Insurers in China, Taiwan, Korea, Singapore, Indonesia and Malaysia had a four-fold increase in their alternatives allocation in the last five years, hitting $973.8 billion last year, according to The Cerulli Report–Asian Insurance Industry 2018: Focusing on Long-Termism, from research and consulting firm Cerulli. Year-on-year (2016-17) figures show a 22.3 percent increase, sister publication Private Equity International reported.
Alternative assets as a percentage of investable assets have also seen an upward trend – from 12.4 percent in 2013 to 25.2 percent last year.
The report noted that infrastructure, real estate and private debt fit nicely within life insurers’ portfolios because assets in these strategies are “long-dated and can better match their liabilities, while also generally providing stable cashflows”.
In China, for example, China Life Insurance Company, China Reinsurance Group and China Taiping Insurance are among investors backing infrastructure, transportation and energy deals along the One Belt, One Road Initiative.

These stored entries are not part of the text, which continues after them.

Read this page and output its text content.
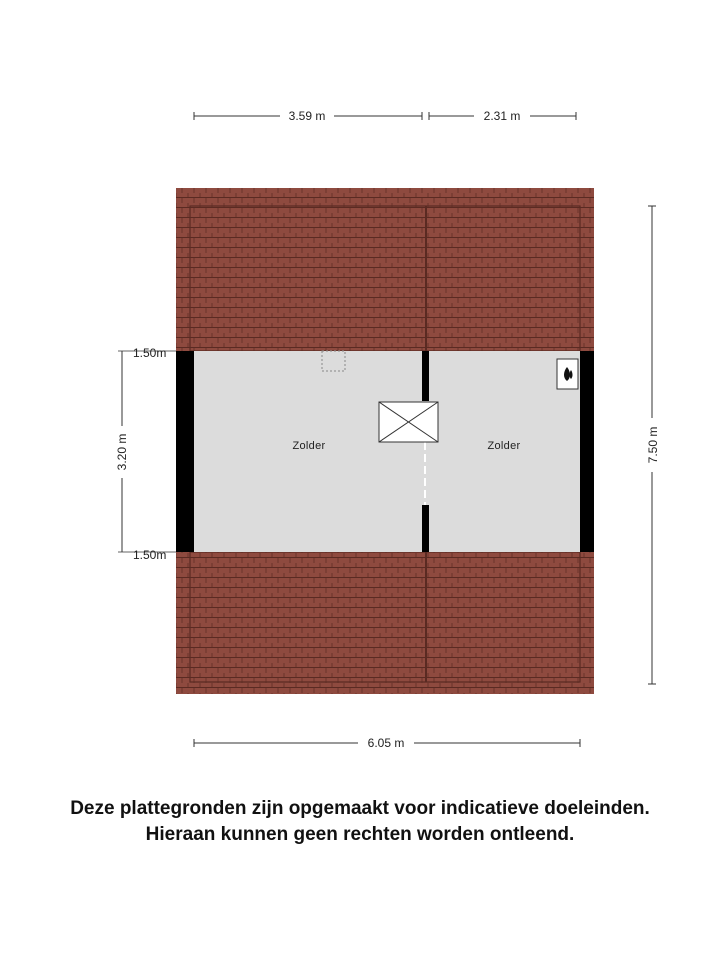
3.59 m	2.31 m
Zolder	Zolder
3.20 m
1.50m
1.50m
7.50 m
6.05 m
Deze plattegronden zijn opgemaakt voor indicatieve doeleinden.
Hieraan kunnen geen rechten worden ontleend.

Taiwan’s largest insurer, Cathay Life Insurance, has committed 25 percent of the almost $260 million Cathay Sustainable Private Equity Fund, which will invest in domestic renewable energy projects and is managed by its subsidiary Cathay Securities and Investment Trust.

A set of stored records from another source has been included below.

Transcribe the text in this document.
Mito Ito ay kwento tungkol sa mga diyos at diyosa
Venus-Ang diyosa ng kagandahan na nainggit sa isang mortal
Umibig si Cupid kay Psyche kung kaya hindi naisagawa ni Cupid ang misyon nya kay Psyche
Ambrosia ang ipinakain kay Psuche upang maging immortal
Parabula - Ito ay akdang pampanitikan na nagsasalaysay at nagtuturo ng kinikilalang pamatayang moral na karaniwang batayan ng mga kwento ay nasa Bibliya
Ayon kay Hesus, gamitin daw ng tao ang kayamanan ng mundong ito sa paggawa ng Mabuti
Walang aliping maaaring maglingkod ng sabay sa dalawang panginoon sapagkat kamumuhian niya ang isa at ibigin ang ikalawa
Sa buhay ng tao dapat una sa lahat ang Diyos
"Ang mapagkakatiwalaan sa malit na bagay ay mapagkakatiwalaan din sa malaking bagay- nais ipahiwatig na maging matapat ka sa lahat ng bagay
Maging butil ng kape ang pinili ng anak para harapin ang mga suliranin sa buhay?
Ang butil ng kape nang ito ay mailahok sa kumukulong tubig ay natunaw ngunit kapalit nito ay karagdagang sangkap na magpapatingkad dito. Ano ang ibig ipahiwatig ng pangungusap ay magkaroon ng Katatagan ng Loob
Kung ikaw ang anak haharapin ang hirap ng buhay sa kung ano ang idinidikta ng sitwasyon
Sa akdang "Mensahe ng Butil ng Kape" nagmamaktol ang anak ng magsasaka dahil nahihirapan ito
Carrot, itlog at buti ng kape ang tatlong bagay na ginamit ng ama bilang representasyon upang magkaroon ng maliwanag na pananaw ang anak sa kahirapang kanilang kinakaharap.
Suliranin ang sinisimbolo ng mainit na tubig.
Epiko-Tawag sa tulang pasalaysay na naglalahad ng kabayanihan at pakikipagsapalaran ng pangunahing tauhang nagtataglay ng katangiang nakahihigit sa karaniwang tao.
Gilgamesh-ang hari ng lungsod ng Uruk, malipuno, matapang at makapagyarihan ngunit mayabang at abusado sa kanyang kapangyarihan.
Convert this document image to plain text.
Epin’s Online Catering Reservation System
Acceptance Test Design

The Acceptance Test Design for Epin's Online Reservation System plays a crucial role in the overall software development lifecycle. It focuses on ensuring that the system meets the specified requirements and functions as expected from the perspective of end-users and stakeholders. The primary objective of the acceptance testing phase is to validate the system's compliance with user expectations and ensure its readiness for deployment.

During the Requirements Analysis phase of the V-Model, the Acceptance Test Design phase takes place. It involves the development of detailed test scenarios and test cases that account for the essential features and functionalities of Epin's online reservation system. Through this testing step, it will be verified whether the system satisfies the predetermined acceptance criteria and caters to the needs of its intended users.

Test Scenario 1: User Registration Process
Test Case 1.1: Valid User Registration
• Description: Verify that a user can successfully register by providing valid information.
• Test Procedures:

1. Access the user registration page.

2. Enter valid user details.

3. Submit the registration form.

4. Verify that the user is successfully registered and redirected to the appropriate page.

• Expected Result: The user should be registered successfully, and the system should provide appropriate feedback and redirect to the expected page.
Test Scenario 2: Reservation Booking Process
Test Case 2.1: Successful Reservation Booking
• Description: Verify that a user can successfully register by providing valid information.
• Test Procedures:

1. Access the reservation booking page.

Boston-headquartered Cerulli also noted that co-investments could gain traction among Asian insurers as they allow the asset managers to share risks, align interests and learn about various aspects of an investment.
Total insurance assets continued to grow last year with China leading at $2 trillion, Taiwan at $823.2 billion and Korea at $782.9 billion.
A slew of revised capital and regulatory frameworks may present challenges to insurers in the near-term. Taiwan, which continues to have the highest proportion of insurance assets invested offshore, could see a change in the rules governing insurers’ overseas investments, announced by its Financial Supervisory Commission in August. Chinese insurance companies, meanwhile, are prohibited from investing in domestic private equity schemes that offer fixed returns on their equity investments.
Korean insurers also face two major regulatory changes due to be implemented in 2021: the International Financial Reporting Standards 17 and a new capital adequacy calculation framework. IFRS 17 will require insurers to measure the liabilities of their policies at current interest result value, meaning they must set aside higher levels of capital reserves. IFRS 17 is estimated to affect around 535 trillion won ($481.5 billion; €422 billion) of life insurance liabilities, according to a Bank of Korea report.
Ken Yap, managing director for Asia at Cerulli, noted in a statement accompanying the report that insurers are by nature conservative investors – generally more so than other institutions like sovereign wealth funds.
“They typically take considerable time to evaluate investments or potential deals before plowing in money, and may look mostly for safer assets, even within alternatives,” he said. “For instance, public-private partnership infrastructure projects or senior debt.”